Mhumi just wants for himself and his adoptive siblings to survive, and to find their Mother. He gets part of what he wants. In the process, he learns the answers to some but not all questions: What happened to his, Sacha’s, Kutta’s, and Kebero’s foster mother? Why did she kidnap newborn pups of different canid species? Why was the city abandoned to the canids? What happened to the humans who built it? Why are there wild canids from all around the world living there? Where do they get their food? How can all the canids talk with each other? How did the painted dogs, a southern African dog, come to be the canids’ police? Who or what are the hulkers who threaten to kill and eat everyone?

Many scenes vividly establish their Wild Dog City. Mhumi’s home:

“‘Come with me, Mhumi,’ said Kutta, shouldering him out of the bedroom and away from his thoughts. She pawed open the door to the room at the end of the short hallway. It was a bathroom, with a knocked-over toilet revealing a gaping hole in the floor. Mhumi hopped up to the sink, batting at the encrusted-gray knob until a thin stream of water reluctantly came forth. It tasted like alkali as he lapped at it.

When he had finished he fell back on all fours, licking his lips, and Kutta hopped up to push the knob back down.” (p. 23)

Outside, in the street:

“Even though it was still early morning it was shimmering hot in the streets, the last of the previous day’s rain vanishing into a haze above the hot asphalt. The dogs around Mhumi were all trotting with ears back and tongues hanging out, a crowd of lean dogs and small white teeth. There were a few growls as more and more dogs fed into the crowd, but it was too hot to really fight.” (p. 27)

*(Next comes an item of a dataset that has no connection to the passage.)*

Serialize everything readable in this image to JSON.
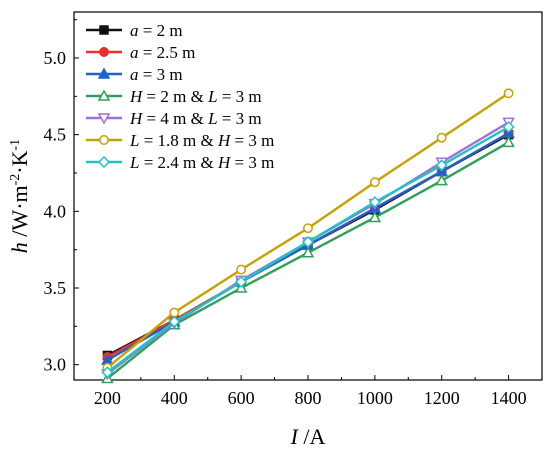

“Oldtown’s crowded apartments and townhouses soon gave way to larger buildings, squat and flat like the one that had housed the subway station. Some of the dogs spilled through a gap in a chain-link fence surrounding a playground, startling a family of Rüppell’s foxes that had taken refuge underneath the roundabout into furious, sleepy yapping. Mhumhi could see movement within the darkened and shuttered windows of the school beside it.

There were old cars here, too, scattered and parked permanently in different areas along the roadside. Some of them had their windshields broken in and served as makeshift dens for the smaller and less lucky dogs, but mostly they served as vantage points, especially as the crowd continued to swell. Mhumi broke away from Bii [a bat-eared fox] for a moment to bound on top of a sedan, paws thumping dully on the metal, adding dusty pawprints to the dozens that were already there.” (p. 28)

The cover by Aliza Layne shows Mhumi’s foster mother stealing him as an infant. The settings and events gradually grow more exotic, darker, and much bloodier. A spoiler: Mhumi discovers their Mother’s last two puppies, and they’re not dogs.

Wild Dog City is fascinating, original, and a real page-turner, but the reader needs a strong stomach to get through it. And it’s no real surprise that it ends with a major cliffhanger, because it’s labeled Darkeye, volume 1. Volume 2, Animal Words, is already published. Volume 3, The Starving Heart, is coming.

Lydia West (a pen name) has been serializing this on her Koryos site. It includes photographs of her three pet axolotls.